Friday, January 1, 2021

A Thousand Moons by Sebastian Barry review / Compelling tale of identity and revenge

 


BOOKS OF THE YEAR

A Thousand Moons by Sebastian Barry review – a compelling tale of identity and revenge


Sebastian Barry’s powerful, sweeping saga continues with this sequel to his Costa-winning Days Without End

Alex Preston
Monday 23 March 2020

A
t a time when questions of identity are fraught and thorny, there’s something daring in the set-up of Sebastian Barry’s A Thousand Moons. Continuing the sweepingly ambitious cycle of stories that draw on a fictionalised version of his own family history, Barry now turns to a minor figure from his previous novel, the Costa prize-winning Days Without End. Winona is a member of the Lakota tribe – “the saddest people that ever were on the earth” – rescued by Thomas McNulty (who narrated the last book) and his partner John Cole. That Barry knows he has strayed into tricksy territory is clear from the off. “I am Winona,” the novel begins, before immediately qualifying this seemingly simple statement of identity. It is Winona’s fate to be adopted and re-presented by men, appropriation that points to the author’s conflicted stance speaking with Winona’s voice. “In early times I was Ojinjintka, which means rose. Thomas McNulty tried very hard to say this name, but he failed, and so he gave me my dead cousin’s name because it was easier in his mouth. Winona means first-born. I was not first-born.”

A Thousand Moons skips forward a few years from Days Without End and although it’s in effect a sequel, the novel stands alone, wasting no time with backstory as it launches into its typically rollicking tale. It’s now 1870 and McNulty and John Cole live together on a starvecrow farm outside of Paris, Tennessee. It’s a kind of utopian oasis in the fractious post-civil war days. The farm is run by the decent, tight-lipped Lige Mason. Alongside McNulty, Cole and Winona – an orphan who is just “the cinders of an Indian fire” – there are two former slaves, Rosalee and Tennyson Bouguereau. Danger is everywhere – from the “nightriders” led by the malevolent Zach Petrie to the dregs of the civil war that still haunt Paris: “The town was still full of rough Union soldiers kicking their heels, and the defeated butternut boys were a sort of secret presence, though they were not in their uniforms. Vagabonds on every little byway. And state militia watchful for those vagabonds.”

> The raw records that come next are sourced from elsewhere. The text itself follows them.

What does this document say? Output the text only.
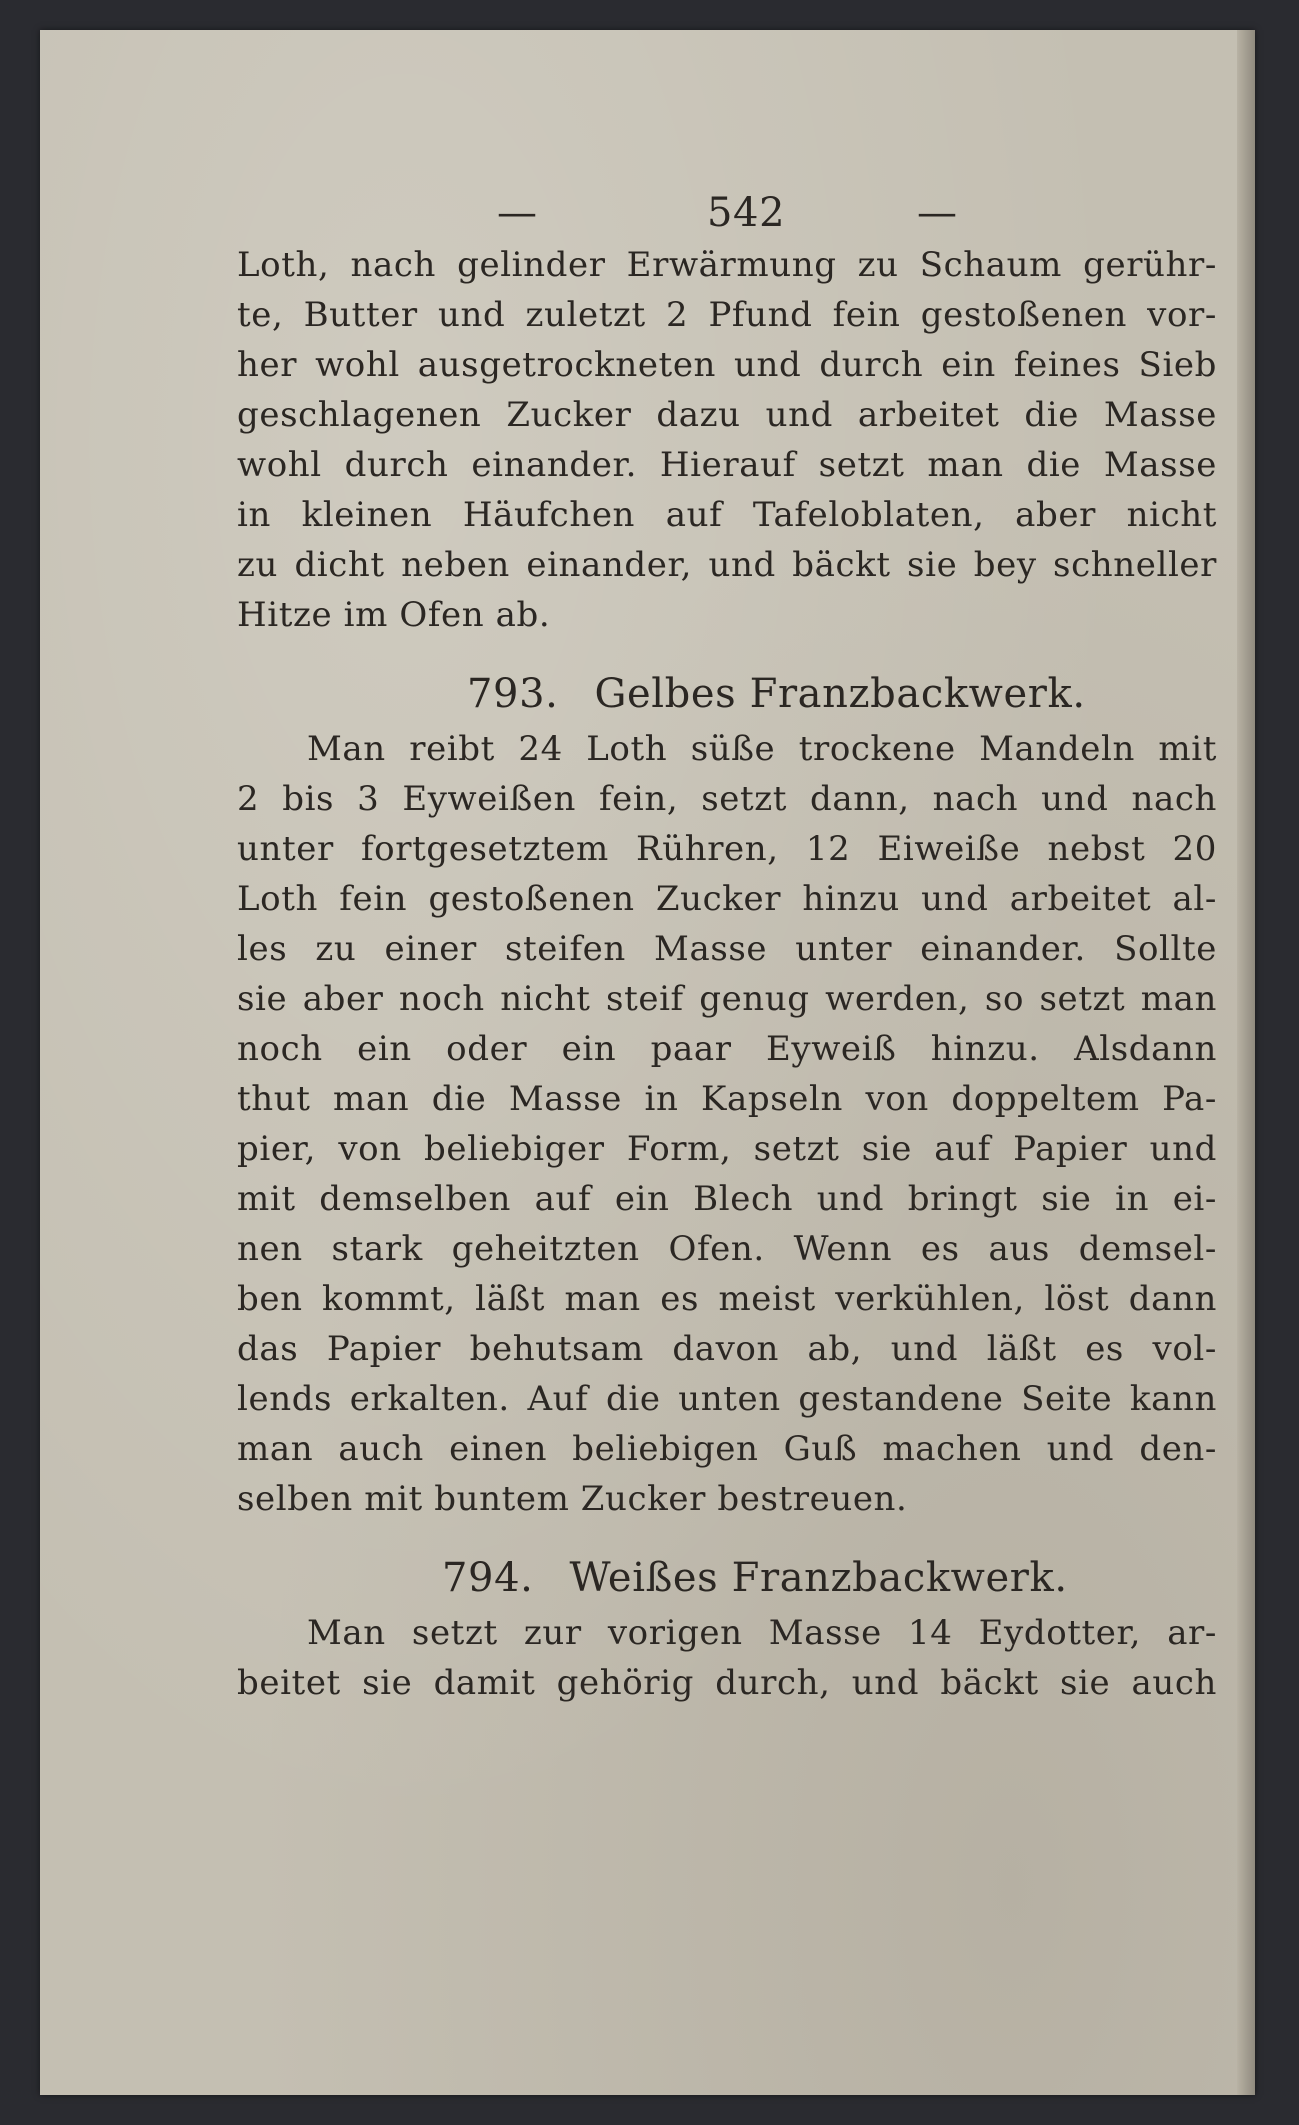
—	542	—
Loth, nach gelinder Erwärmung zu Schaum gerühr-
te, Butter und zuletzt 2 Pfund fein gestoßenen vor-
her wohl ausgetrockneten und durch ein feines Sieb
geschlagenen Zucker dazu und arbeitet die Masse
wohl durch einander. Hierauf setzt man die Masse
in kleinen Häufchen auf Tafeloblaten, aber nicht
zu dicht neben einander, und bäckt sie bey schneller
Hitze im Ofen ab.
793. Gelbes Franzbackwerk.
Man reibt 24 Loth süße trockene Mandeln mit
2 bis 3 Eyweißen fein, setzt dann, nach und nach
unter fortgesetztem Rühren, 12 Eiweiße nebst 20
Loth fein gestoßenen Zucker hinzu und arbeitet al-
les zu einer steifen Masse unter einander. Sollte
sie aber noch nicht steif genug werden, so setzt man
noch ein oder ein paar Eyweiß hinzu. Alsdann
thut man die Masse in Kapseln von doppeltem Pa-
pier, von beliebiger Form, setzt sie auf Papier und
mit demselben auf ein Blech und bringt sie in ei-
nen stark geheitzten Ofen. Wenn es aus demsel-
ben kommt, läßt man es meist verkühlen, löst dann
das Papier behutsam davon ab, und läßt es vol-
lends erkalten. Auf die unten gestandene Seite kann
man auch einen beliebigen Guß machen und den-
selben mit buntem Zucker bestreuen.
794. Weißes Franzbackwerk.
Man setzt zur vorigen Masse 14 Eydotter, ar-
beitet sie damit gehörig durch, und bäckt sie auch
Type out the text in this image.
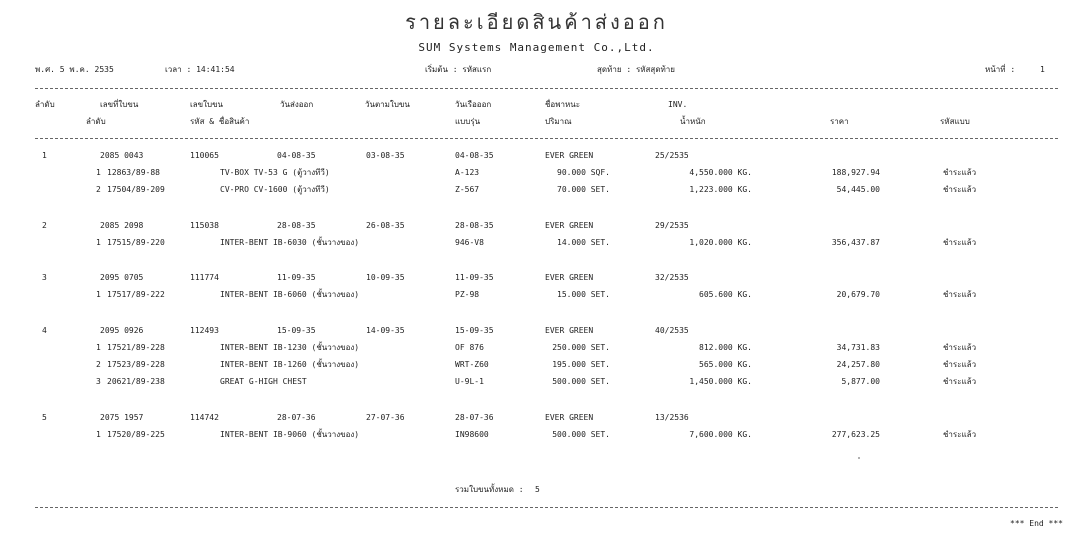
รายละเอียดสินค้าส่งออก
SUM Systems Management Co.,Ltd.
พ.ศ. 5 พ.ค. 2535	เวลา : 14:41:54	เริ่มต้น : รหัสแรก	สุดท้าย : รหัสสุดท้าย	หน้าที่ :	1
ลำดับ	เลขที่ใบขน	เลขใบขน	วันส่งออก	วันตามใบขน	วันเรือออก	ชื่อพาหนะ	INV.
ลำดับ	รหัส & ชื่อสินค้า	แบบรุ่น	ปริมาณ	น้ำหนัก	ราคา	รหัสแบบ
1	2085 0043	110065	04-08-35	03-08-35	04-08-35	EVER GREEN	25/2535
1 12863/89-88	TV-BOX TV-53 G (ตู้วางทีวี)	A-123	90.000 SQF.	4,550.000 KG.	188,927.94	ชำระแล้ว
2 17504/89-209	CV-PRO CV-1600 (ตู้วางทีวี)	Z-567	70.000 SET.	1,223.000 KG.	54,445.00	ชำระแล้ว
2	2085 2098	115038	28-08-35	26-08-35	28-08-35	EVER GREEN	29/2535
1 17515/89-220	INTER-BENT IB-6030 (ชั้นวางของ)	946-V8	14.000 SET.	1,020.000 KG.	356,437.87	ชำระแล้ว
3	2095 0705	111774	11-09-35	10-09-35	11-09-35	EVER GREEN	32/2535
1 17517/89-222	INTER-BENT IB-6060 (ชั้นวางของ)	PZ-98	15.000 SET.	605.600 KG.	20,679.70	ชำระแล้ว
4	2095 0926	112493	15-09-35	14-09-35	15-09-35	EVER GREEN	40/2535
1 17521/89-228	INTER-BENT IB-1230 (ชั้นวางของ)	OF 876	250.000 SET.	812.000 KG.	34,731.83	ชำระแล้ว
2 17523/89-228	INTER-BENT IB-1260 (ชั้นวางของ)	WRT-Z60	195.000 SET.	565.000 KG.	24,257.80	ชำระแล้ว
3 20621/89-238	GREAT G-HIGH CHEST	U-9L-1	500.000 SET.	1,450.000 KG.	5,877.00	ชำระแล้ว
5	2075 1957	114742	28-07-36	27-07-36	28-07-36	EVER GREEN	13/2536
1 17520/89-225	INTER-BENT IB-9060 (ชั้นวางของ)	IN98600	500.000 SET.	7,600.000 KG.	277,623.25	ชำระแล้ว
รวมใบขนทั้งหมด : 5
*** End ***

The greatest threat to the life of the farm, though, is the racism that means that Winona, Cole (whose “grandmother or the woman before his grandmother was an Indian person”) and the Bouguereaus are never truly safe: “It wasn’t a crime to kill an Indian because an Indian wasn’t anything in particular.” Early on, Winona is raped in an attack of terrible brutality; she’s plied with “distillery whiskey” and is unable to remember who carried out the assault – although all signs point to a local man, Jas Joski, who refers to Winona as his fiancee. Then Tennyson Bouguereau is also attacked, and the fragile peace of the farm is shattered.

Winona sets out on a quest for revenge, dressed “in boy’s britches” with a gun and a knife in her belt. Soon she’s joined by a fiery Chippewa orphan girl, Peg, who becomes her lover. Barry handled scenes of McNulty and Cole cross-dressing in Days Without End immaculately; here, again, we understand the power conferred on Winona by her change in identity, the way she is suddenly able to move freely where she had previously been constrained. Her adventures take her on a journey that is horrifying, thrilling and enchanting in equal measure, all of it rendered in Barry’s uniquely lyrical prose, which seems at once effortless and dense with meaning.

This novel, like its predecessor, provides a compelling answer to those who claim that authors should stick to their own when it comes to telling stories. The idea of a middle-class white male writing in the voice of a cross-dressing teenage lesbian Native American might feel out of step with its times, but prose this good is a kind of enchantment, transcending the constructs that are supposed to define us to speak in a voice that is truly universal.

• A Thousand Moons by Sebastian Barry is published by Faber (£18.99).